According to National Crime Records Bureau statistics for the year 2018, the prisons in India have an average occupancy rate of 117.6 per cent. Majority of the prison population (69.4 per cent ) are undertrials. Overcrowding in a confined space is a major  health risk as it compromises hygiene and facilitates the spread of infectious diseases—and is a context in which COVID 19 could rapidly spread. Reports have already filtered in about rioting due to panic in some of the prisons. 

"Jan Swasthya Abhiyaan acknowledges and appreciates the steps taken by the Supreme Court of India and certain states to prevent the spread of the disease in prisons. But much more urgent action is needed. To combat the spread of COVID-19, it is imperative, noted by the Supreme Court, to focus on decongestion of prisons as well as improving the living condition in prisons. There need to be clear and cogent guidelines for prisons across the country to tackle the pandemic," said Kamayani Bali Mahabal, health and human rights activist with Jan Swasthya Abhiyaan. 

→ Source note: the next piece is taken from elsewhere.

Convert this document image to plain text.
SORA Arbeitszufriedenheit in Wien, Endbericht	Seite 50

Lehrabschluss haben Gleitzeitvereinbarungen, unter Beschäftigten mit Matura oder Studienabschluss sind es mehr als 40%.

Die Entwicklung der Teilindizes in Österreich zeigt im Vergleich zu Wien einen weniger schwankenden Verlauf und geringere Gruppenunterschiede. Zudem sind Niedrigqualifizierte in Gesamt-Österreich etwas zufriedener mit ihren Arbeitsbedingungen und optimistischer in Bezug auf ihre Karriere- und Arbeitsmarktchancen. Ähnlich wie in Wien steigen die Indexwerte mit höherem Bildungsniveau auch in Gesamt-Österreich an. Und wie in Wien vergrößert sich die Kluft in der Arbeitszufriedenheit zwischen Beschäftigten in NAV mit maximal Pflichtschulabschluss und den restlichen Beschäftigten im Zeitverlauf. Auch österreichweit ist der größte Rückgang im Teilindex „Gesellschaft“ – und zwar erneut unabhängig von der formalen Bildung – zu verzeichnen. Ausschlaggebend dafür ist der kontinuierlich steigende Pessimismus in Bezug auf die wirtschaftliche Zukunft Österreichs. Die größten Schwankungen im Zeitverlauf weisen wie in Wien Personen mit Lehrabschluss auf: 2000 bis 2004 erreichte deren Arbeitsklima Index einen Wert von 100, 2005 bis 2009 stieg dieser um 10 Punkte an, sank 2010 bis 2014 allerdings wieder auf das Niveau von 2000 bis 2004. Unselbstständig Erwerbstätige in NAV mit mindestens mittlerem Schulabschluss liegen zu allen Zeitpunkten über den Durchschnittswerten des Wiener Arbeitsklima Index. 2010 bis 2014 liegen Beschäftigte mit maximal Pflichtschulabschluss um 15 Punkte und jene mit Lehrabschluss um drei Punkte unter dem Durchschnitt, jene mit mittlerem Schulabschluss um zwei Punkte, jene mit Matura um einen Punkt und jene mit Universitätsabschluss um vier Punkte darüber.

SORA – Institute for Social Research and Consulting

In a letter to the home ministry, National Human Rights Commission, state human rights commissions and to the Supreme Court, JSA made a few recommendations such as the release on bail of prisoners above 60 years of age, women prisoners with children below six years and those who have pre-existing health conditions keeping in mind their increased susceptibility to the virus, holding of court camps in every prison to ensure early release without exposure to external public spaces, medical checkup of every prisoner for relevant symptoms before the release, provision of transport facilities to all the released prisoners so as to ensure they have the means to reach their houses during the lockdown, and the setting up of a prison for a biweekly or weekly phone call to the family as is already being done in Tamil Nadu and Maharashtra, among others. 

"Once the prisoners are allowed to go, there should be a facility that will transport them to their destination. But as happened at Arthur Road Jail, the prisoners were simply left waiting outside the jail not knowing what to do," said Mahabal.

"Prisoners should be immediately informed about the COVID-19 pandemic, how to prevent themselves getting the infection and the possible symptoms. and the health and hygiene systems must be improved to include more spaces for bathing and more mobile toilets, soap, sufficient water and sanitizer for each prisoner, among others," she added.